A ground lease was negotiated with the Irvine Company and BCYC, now double in size, moved into the location previously occupied by the Richardson Yacht Anchorage.
During construction of the present clubhouse, operations were moved down the street and an abandoned restaurant was used for headquarters. The new clubhouse was dedicated in 1971 and has been put to full use ever since.
The ever expanding membership can be justly proud of the facilities and the members who are carrying the burgee, both racing and cruising, to distant parts of the world.
In 1993, an opportunity to purchase the land and marina from the Irvine Company presented itself, and the membership voted to do so. Following months of protracted negotiations, the deal was consummated in 1994.
BCYC Makes Loud Noise In the Past and Today!
if Newport Harbor area residents are concerned about the cannon shots heard resounding across the ray, they need not be alarmed; it is just Bahia Corinthian Yacht Club’s Cannoneer Ely Griswold igniting the cannon to announce their intention to build the new yacht club in the area.

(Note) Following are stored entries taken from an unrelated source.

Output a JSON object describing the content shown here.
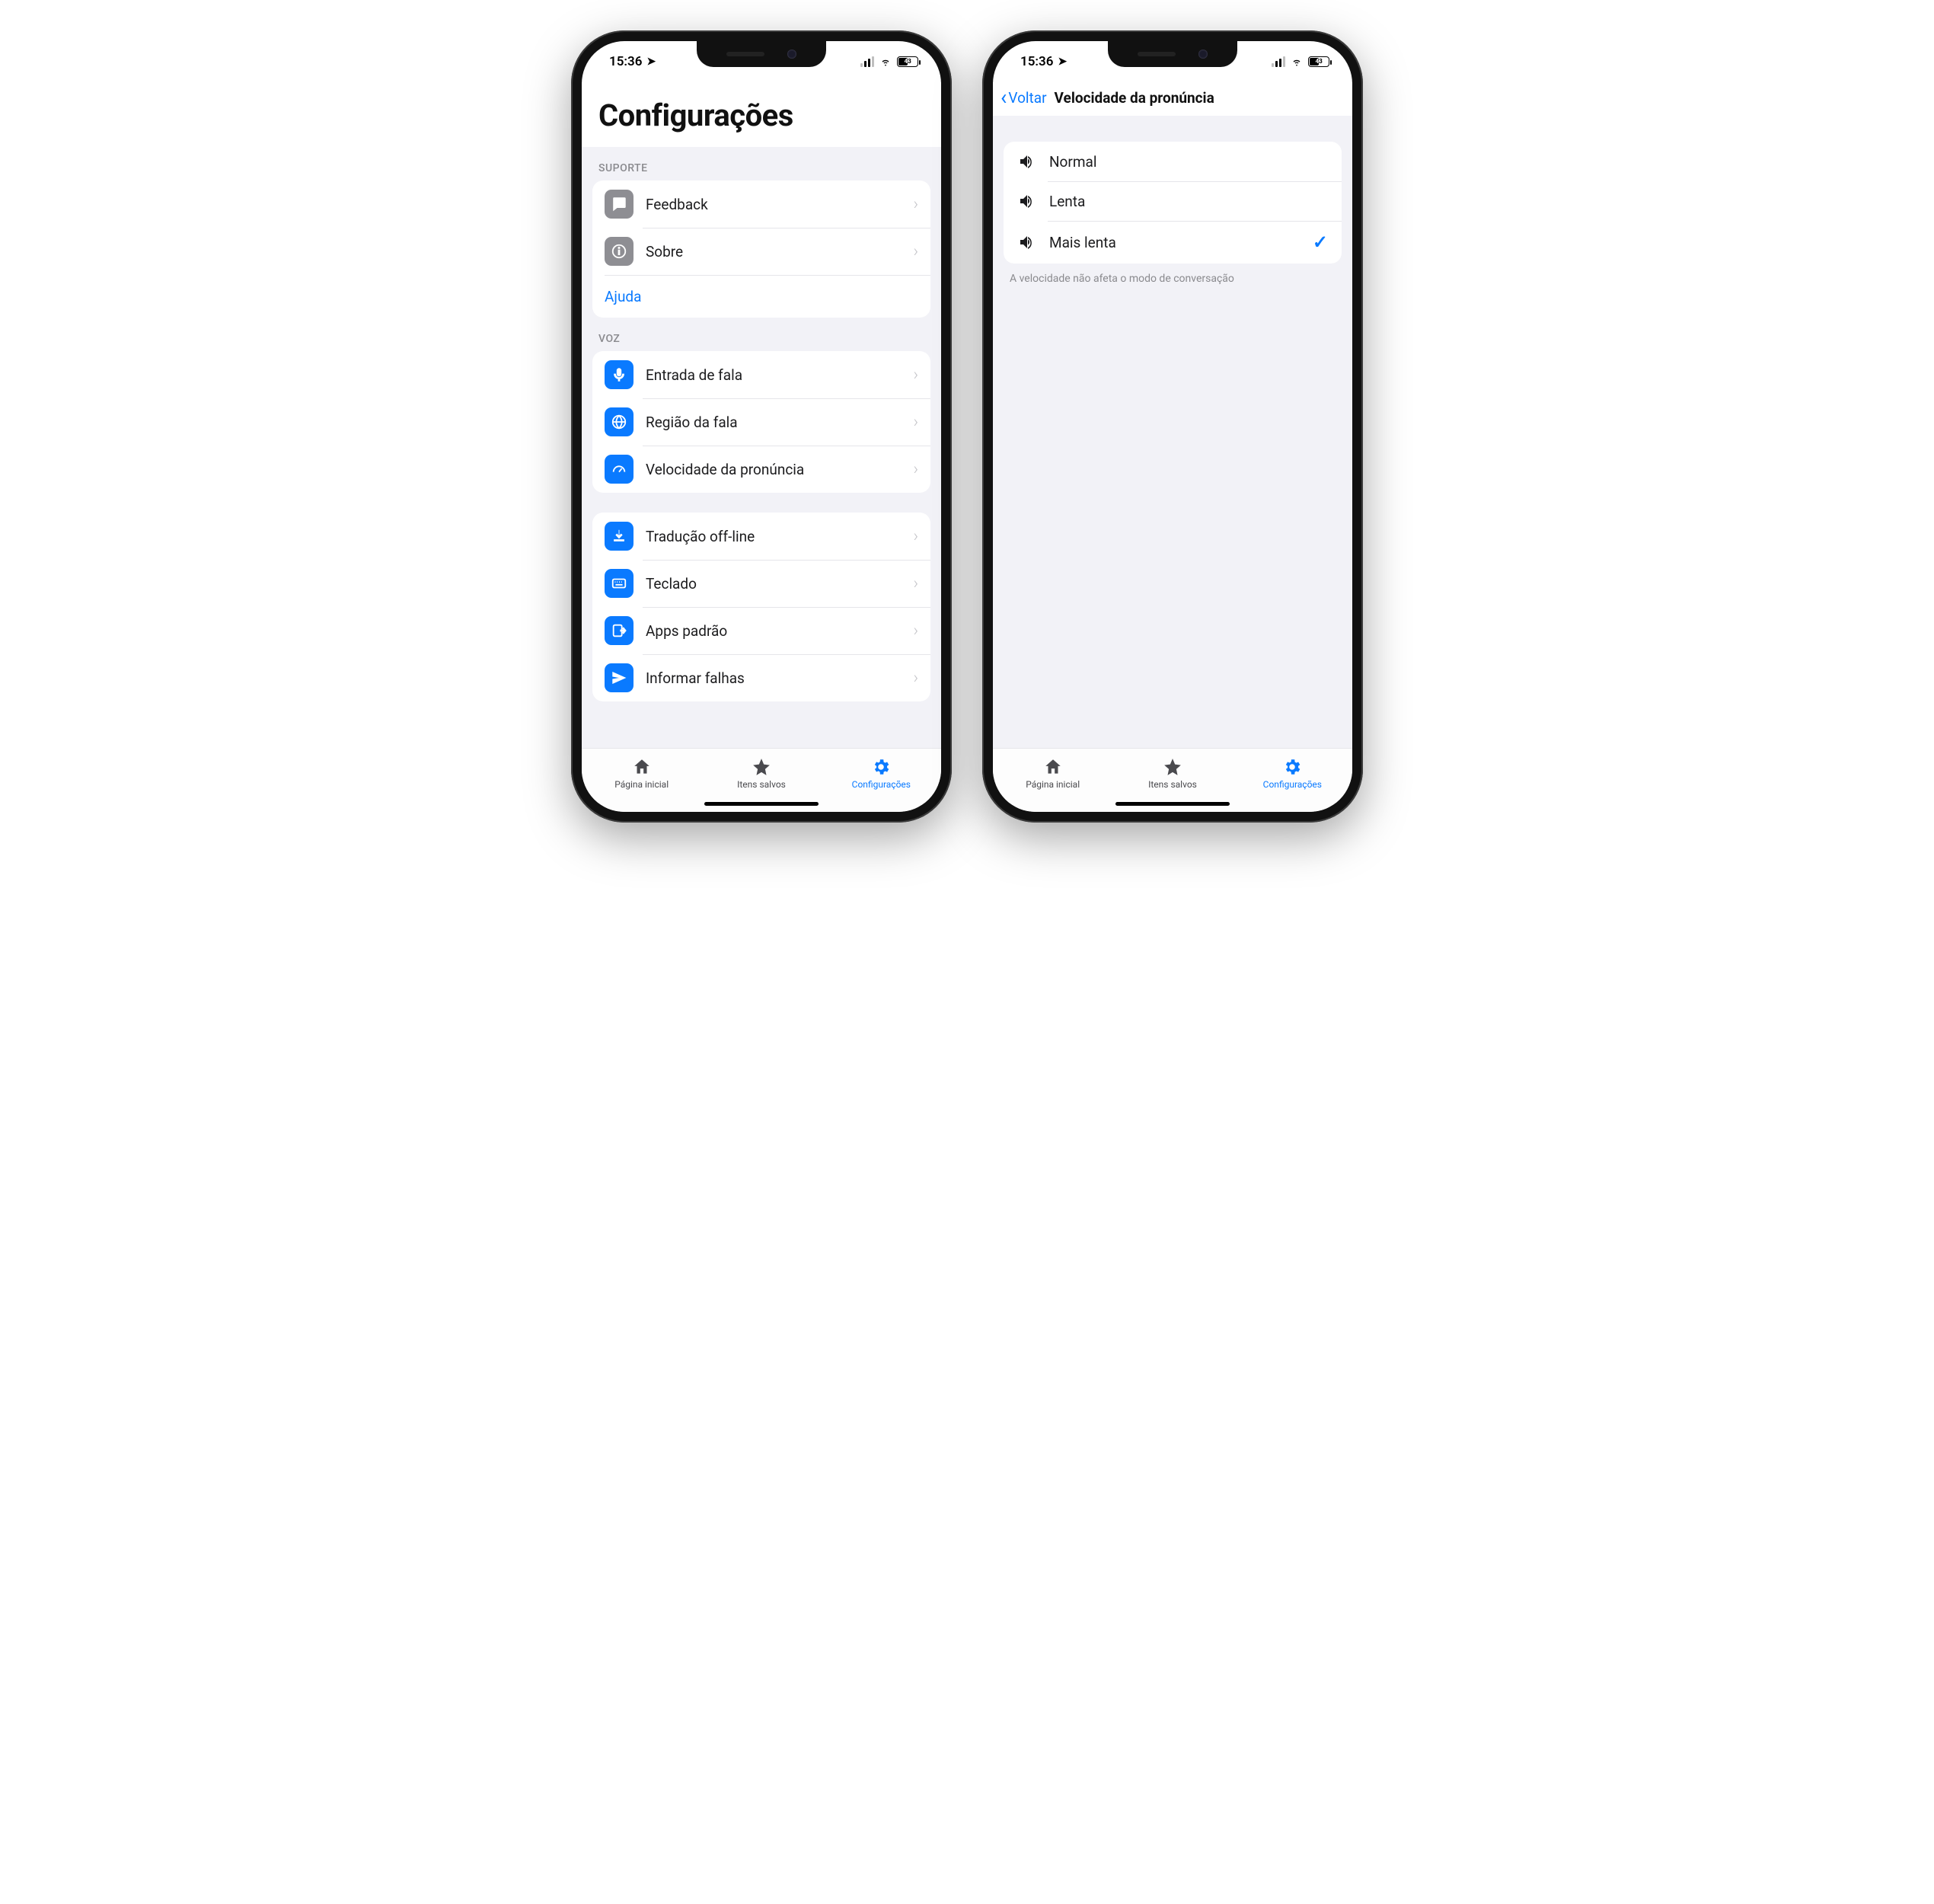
{
  "status": {
    "time": "15:36",
    "battery": "43"
  },
  "settings": {
    "title": "Configurações",
    "support_header": "SUPORTE",
    "support": {
      "feedback": "Feedback",
      "about": "Sobre",
      "help": "Ajuda"
    },
    "voice_header": "VOZ",
    "voice": {
      "speech_input": "Entrada de fala",
      "speech_region": "Região da fala",
      "speed": "Velocidade da pronúncia"
    },
    "general": {
      "offline": "Tradução off-line",
      "keyboard": "Teclado",
      "default_apps": "Apps padrão",
      "report_crashes": "Informar falhas"
    }
  },
  "speed_screen": {
    "back": "Voltar",
    "title": "Velocidade da pronúncia",
    "options": {
      "normal": "Normal",
      "slow": "Lenta",
      "slower": "Mais lenta"
    },
    "footer": "A velocidade não afeta o modo de conversação"
  },
  "tabs": {
    "home": "Página inicial",
    "saved": "Itens salvos",
    "settings": "Configurações"
  }
}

Mayor Doreen Marshall, Councilman Paul Gruber, Bob Snyder and Robert Shelton were on hand to witness the Ground Breaking Ceremony Saturday, March 21st, as were Newport Harbor Commodore Roy Woolsey; Bob Balch of Shark Island Yacht Club; Don Ray, Lido Island Yacht Club; David Young, 3alboa Yacht Club and Dan Pike, Voyagers Yacht Club, as well as Al Aller of The Irvine Company, contractor Paul Suder and architect William Ficker.
Commodore David Domanski introduced Jr. Staff Commodore T. Patrick Dougan and 1963 staff Commodore Larry Miller, who told of their dream to build another Fine Yacht Club in the Newport Harbor area.
This dream led to the merger of Orange Coast Yacht Club and BCYC, which in turn created the financial foundation and membership depth of experience necessary in the development of a club of this size.
Ground breaking was the first step toward the realization of that dream.
With completion of the 24,000 sq. ft. two story building with on-site parking for 122 autos, a 20’x40′ swimming pool, a basement Junior Room, large locker storage and a snack bar (and provision for additional parking when needed) was added to the property.